Kaye has suggested that the general demeanour of Strutter, his dress sense, drug addictions and foul language are based on a combination of David Kleinfeld, the lawyer played by Sean Penn in the Al Pacino film Carlito's Way, and Joe Pesci.

Kaye has performed occasional live gigs as the character, where he fronts a covers band in the guise of Strutter under the banner 'The Mike Strutter Band'. London-based singer Kiria often joins the group onstage, and can be seen dueting with Kaye/Strutter in the video for her single "Live Sex On Stage".

==Format==
The show has its own adverts, which consist of either Strutter trying to sell his fictional merchandise , or a fictional German couple named Peter and Elkie Zpittvar (the latter being played by Lucy Montgomery), who mix sex with Extreme sports. At the end of some episodes, as the programme music begins, Strutter can be seen breaking down in tears after snorting cocaine, and making comments such as: "I'm fucked up!" or "What the fuck am I doing?, I'm forty one fuckin' years old!".

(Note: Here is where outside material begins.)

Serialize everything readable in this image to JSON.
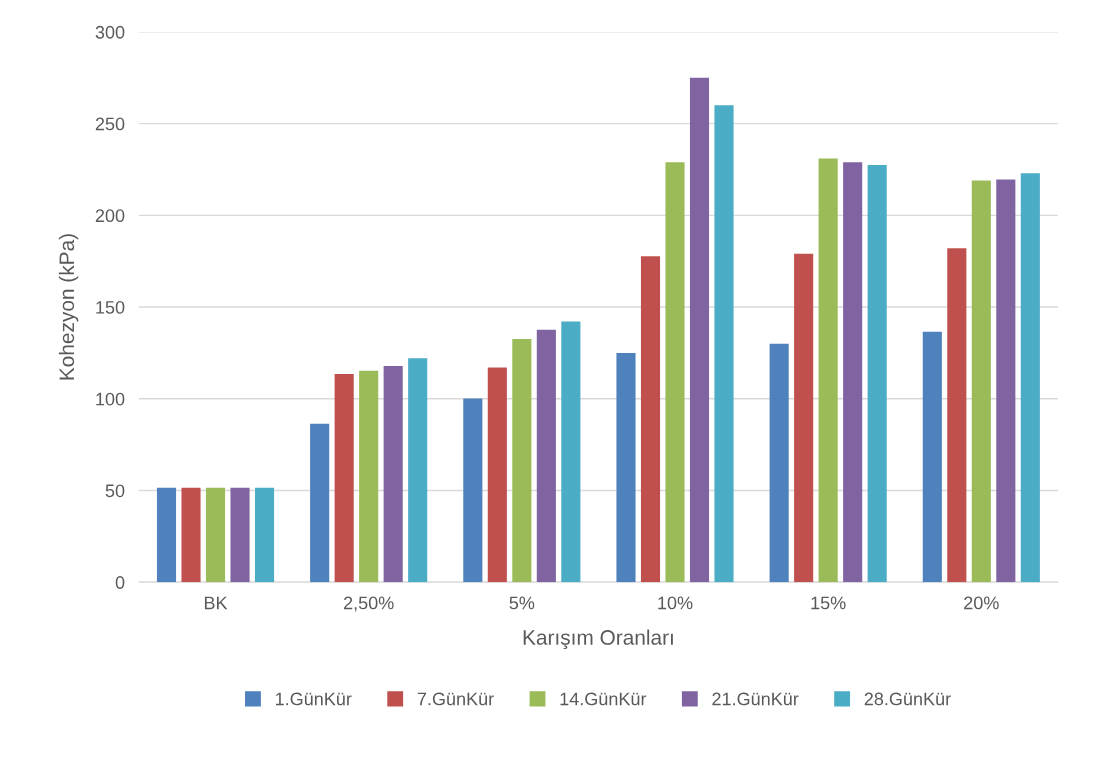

The final ident of the programme shows Strutter looking down at the camera with a cigarette in his hand and shouting at the viewer, "What the fuck are you looking at?!".

==DVD status==
In 2011 the writer Paul Garner wrote on his official website that "It has been a constant source of frustration and incredulity to myself and Paul Kaye that MTV have never released a DVD of Series 1 & 2. Paul and I have not given up pursuing an official release and will keep you posted. Many requests have come in from fans of the show in Romania, Holland, Poland, Scandinavia, France and many other territories around the world where Strutter has been broadcast and we will endeavour to repay your support by getting something released one way or another. Keep checking back on my website for any news."

==Trivia==
Strutter also holds the Guinness world record for "Most swear words in a TV show"

The character also appears on a track on the new album by the Fun Lovin Criminals where he mocks their recent legal battle with their former manager.